Whether Sir Ivan is a pro or anti-Brexiteer matters very little, he remains a man of consummate experience and his departure today is a very sad comment on the way debate and negotiations about our future with Europe are so-far progressing.
Sadly, I think in many Brexiteers’ minds, Sir Ivan is inextricably linked to his two mentors Sir Kenneth Clarke and Tony Blair but there is a big difference between what his private views may have been and what his public office represented. With so many years at the top end of the civil service and our ear in Brussels, his will be a very hard act to follow and he will be a tough man to replace.
If he was pushed, it is likely that it was a result of his leaked and pessimistic forecast that it would take 10 years to leave the EU whether a few EU officials may have thought otherwise or not. But it is highly unlikely that he himself was behind such a leak.
Should Sir Ivan have resigned months’ ago when Brexit was announced? Probably not. This is a man who successfully served two different parties as a senior civil servant.
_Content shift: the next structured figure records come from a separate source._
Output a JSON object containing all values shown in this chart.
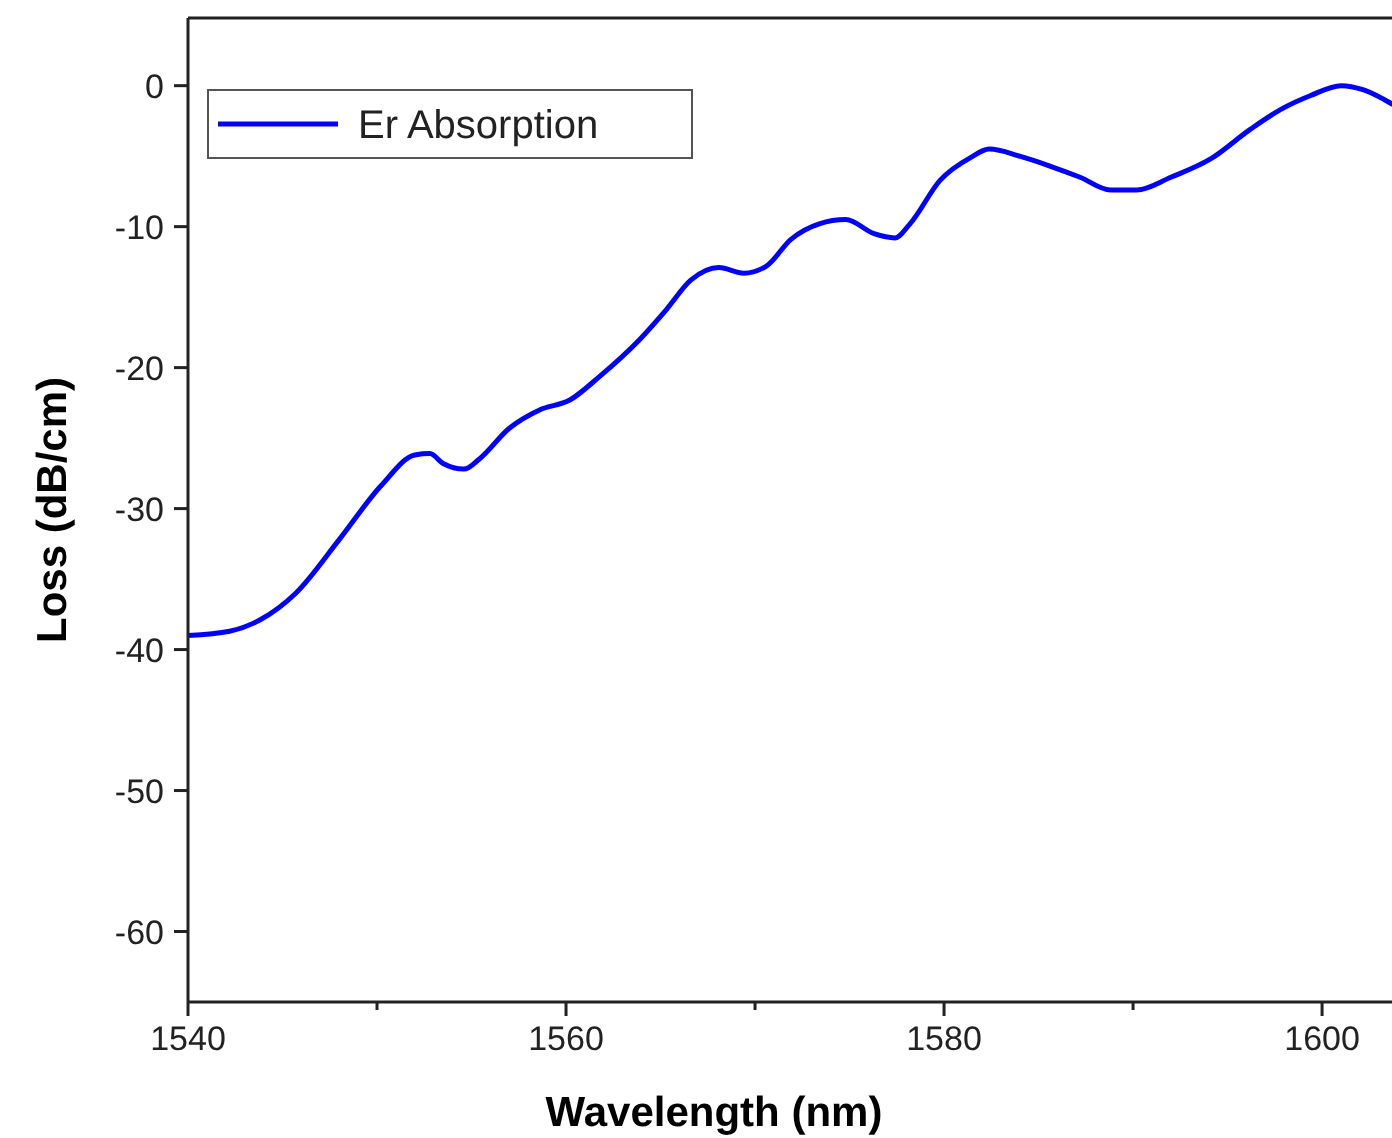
{
  "chart_data": {
    "type": "line",
    "xlabel": "Wavelength (nm)",
    "ylabel": "Loss (dB/cm)",
    "xlim": [
      1540,
      1603.7
    ],
    "ylim": [
      -65,
      4.8
    ],
    "xticks": [
      1540,
      {
        "value": 1550,
        "label": null
      },
      1560,
      {
        "value": 1570,
        "label": null
      },
      1580,
      {
        "value": 1590,
        "label": null
      },
      1600
    ],
    "yticks": [
      -60,
      -50,
      -40,
      -30,
      -20,
      -10,
      0
    ],
    "grid": false,
    "legend": "top left",
    "marker": "none",
    "line_style": "solid",
    "series": [
      {
        "name": "Er Absorption",
        "color": "#0000ff",
        "x": [
          1540,
          1542.2,
          1543.8,
          1545.7,
          1548,
          1550.2,
          1552,
          1552.8,
          1553.5,
          1554.6,
          1555.4,
          1557,
          1558.6,
          1560.2,
          1561.8,
          1563.9,
          1565.3,
          1566.6,
          1568.1,
          1569.4,
          1570.6,
          1571.9,
          1573.4,
          1574.8,
          1576.3,
          1577.4,
          1578.2,
          1579.8,
          1581.4,
          1582.4,
          1584,
          1585.6,
          1587.2,
          1588.8,
          1590.2,
          1592,
          1594.1,
          1596.2,
          1597.8,
          1599.4,
          1601,
          1602.2,
          1603.7
        ],
        "values": [
          -39,
          -38.7,
          -37.9,
          -36,
          -32.2,
          -28.4,
          -26.2,
          -26.1,
          -26.8,
          -27.2,
          -26.5,
          -24.3,
          -23,
          -22.3,
          -20.6,
          -18,
          -15.9,
          -13.8,
          -12.9,
          -13.3,
          -12.8,
          -10.9,
          -9.8,
          -9.5,
          -10.5,
          -10.8,
          -9.8,
          -6.7,
          -5.1,
          -4.5,
          -5,
          -5.7,
          -6.5,
          -7.4,
          -7.4,
          -6.5,
          -5.2,
          -3.1,
          -1.7,
          -0.7,
          0,
          -0.3,
          -1.3
        ]
      }
    ]
  }
}
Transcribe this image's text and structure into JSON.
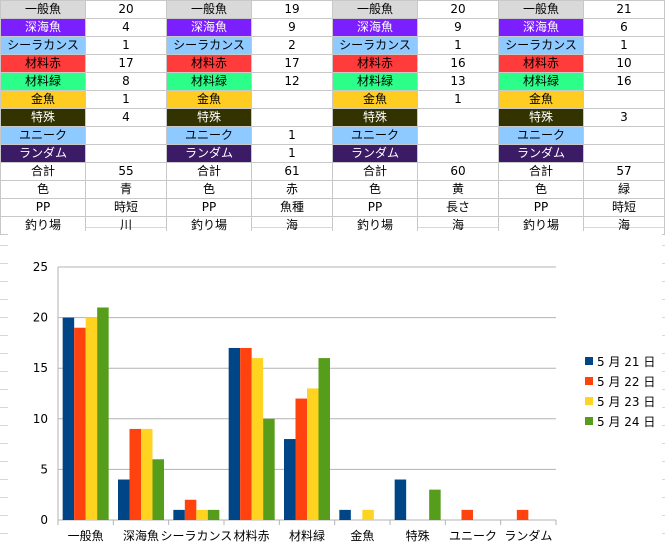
{
  "table": {
    "blocks": [
      {
        "colors": {
          "一般魚": "#d9d9d9",
          "深海魚": "#7b1fff",
          "シーラカンス": "#8ec9ff",
          "材料赤": "#ff3b3b",
          "材料緑": "#2bff8a",
          "金魚": "#ffcc22",
          "特殊": "#333300",
          "ユニーク": "#8ec9ff",
          "ランダム": "#3b1a66"
        }
      }
    ],
    "label_colors": {
      "row_bg": [
        "#d9d9d9",
        "#7b1fff",
        "#8ec9ff",
        "#ff3b3b",
        "#2bff8a",
        "#ffcc22",
        "#333300",
        "#8ec9ff",
        "#3b1a66",
        "#ffffff",
        "#ffffff",
        "#ffffff",
        "#ffffff"
      ],
      "row_fg": [
        "#000000",
        "#ffffff",
        "#000000",
        "#000000",
        "#000000",
        "#000000",
        "#ffffff",
        "#000000",
        "#ffffff",
        "#000000",
        "#000000",
        "#000000",
        "#000000"
      ]
    },
    "rows": [
      {
        "label": "一般魚",
        "values": [
          "20",
          "19",
          "20",
          "21"
        ]
      },
      {
        "label": "深海魚",
        "values": [
          "4",
          "9",
          "9",
          "6"
        ]
      },
      {
        "label": "シーラカンス",
        "values": [
          "1",
          "2",
          "1",
          "1"
        ]
      },
      {
        "label": "材料赤",
        "values": [
          "17",
          "17",
          "16",
          "10"
        ]
      },
      {
        "label": "材料緑",
        "values": [
          "8",
          "12",
          "13",
          "16"
        ]
      },
      {
        "label": "金魚",
        "values": [
          "1",
          "",
          "1",
          ""
        ]
      },
      {
        "label": "特殊",
        "values": [
          "4",
          "",
          "",
          "3"
        ]
      },
      {
        "label": "ユニーク",
        "values": [
          "",
          "1",
          "",
          ""
        ]
      },
      {
        "label": "ランダム",
        "values": [
          "",
          "1",
          "",
          ""
        ]
      },
      {
        "label": "合計",
        "values": [
          "55",
          "61",
          "60",
          "57"
        ]
      },
      {
        "label": "色",
        "values": [
          "青",
          "赤",
          "黄",
          "緑"
        ]
      },
      {
        "label": "PP",
        "values": [
          "時短",
          "魚種",
          "長さ",
          "時短"
        ]
      },
      {
        "label": "釣り場",
        "values": [
          "川",
          "海",
          "海",
          "海"
        ]
      }
    ]
  },
  "chart_data": {
    "type": "bar",
    "categories": [
      "一般魚",
      "深海魚",
      "シーラカンス",
      "材料赤",
      "材料緑",
      "金魚",
      "特殊",
      "ユニーク",
      "ランダム"
    ],
    "series": [
      {
        "name": "5 月 21 日",
        "color": "#004586",
        "values": [
          20,
          4,
          1,
          17,
          8,
          1,
          4,
          0,
          0
        ]
      },
      {
        "name": "5 月 22 日",
        "color": "#ff420e",
        "values": [
          19,
          9,
          2,
          17,
          12,
          0,
          0,
          1,
          1
        ]
      },
      {
        "name": "5 月 23 日",
        "color": "#ffd320",
        "values": [
          20,
          9,
          1,
          16,
          13,
          1,
          0,
          0,
          0
        ]
      },
      {
        "name": "5 月 24 日",
        "color": "#579d1c",
        "values": [
          21,
          6,
          1,
          10,
          16,
          0,
          3,
          0,
          0
        ]
      }
    ],
    "yticks": [
      "0",
      "5",
      "10",
      "15",
      "20",
      "25"
    ],
    "ylim": [
      0,
      25
    ],
    "grid": true,
    "legend": "right",
    "title": "",
    "xlabel": "",
    "ylabel": ""
  }
}
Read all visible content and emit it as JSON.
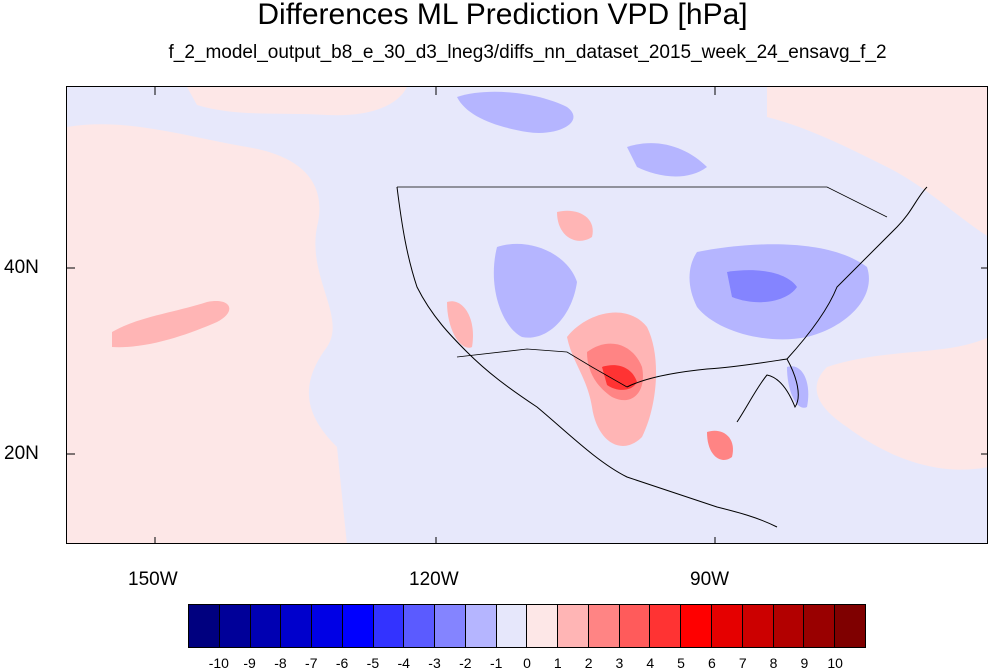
{
  "title": "Differences ML Prediction VPD [hPa]",
  "subtitle": "f_2_model_output_b8_e_30_d3_lneg3/diffs_nn_dataset_2015_week_24_ensavg_f_2",
  "map": {
    "longitude_labels": [
      "150W",
      "120W",
      "90W"
    ],
    "latitude_labels": [
      "40N",
      "20N"
    ]
  },
  "colorbar": {
    "labels": [
      "-10",
      "-9",
      "-8",
      "-7",
      "-6",
      "-5",
      "-4",
      "-3",
      "-2",
      "-1",
      "0",
      "1",
      "2",
      "3",
      "4",
      "5",
      "6",
      "7",
      "8",
      "9",
      "10"
    ],
    "colors": [
      "#00007f",
      "#000099",
      "#0000b2",
      "#0000cc",
      "#0000e5",
      "#0000ff",
      "#3333ff",
      "#5b5bff",
      "#8484ff",
      "#b5b5ff",
      "#e6e7fb",
      "#fde7e7",
      "#ffb5b5",
      "#ff8484",
      "#ff5b5b",
      "#ff3333",
      "#ff0000",
      "#e50000",
      "#cc0000",
      "#b20000",
      "#990000",
      "#7f0000"
    ]
  }
}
He was well-placed to execute policies he may not have liked- but frankly, we do not even know that. All we know is that he gave ministers his honest assessment that completing negotiations in a two year time-frame was over-optimistic.
He was due to resign in Autumn. It’s a shame he was not allowed to wait till then.
When we abandon dignity and kindness, we can all but abandon hope.
I hope we have not got to that point: it would be good to hear at some point that senior UK officials tried to persuade him to stay. So far, there has been nothing reported to suggest that was the case. Quite the contrary.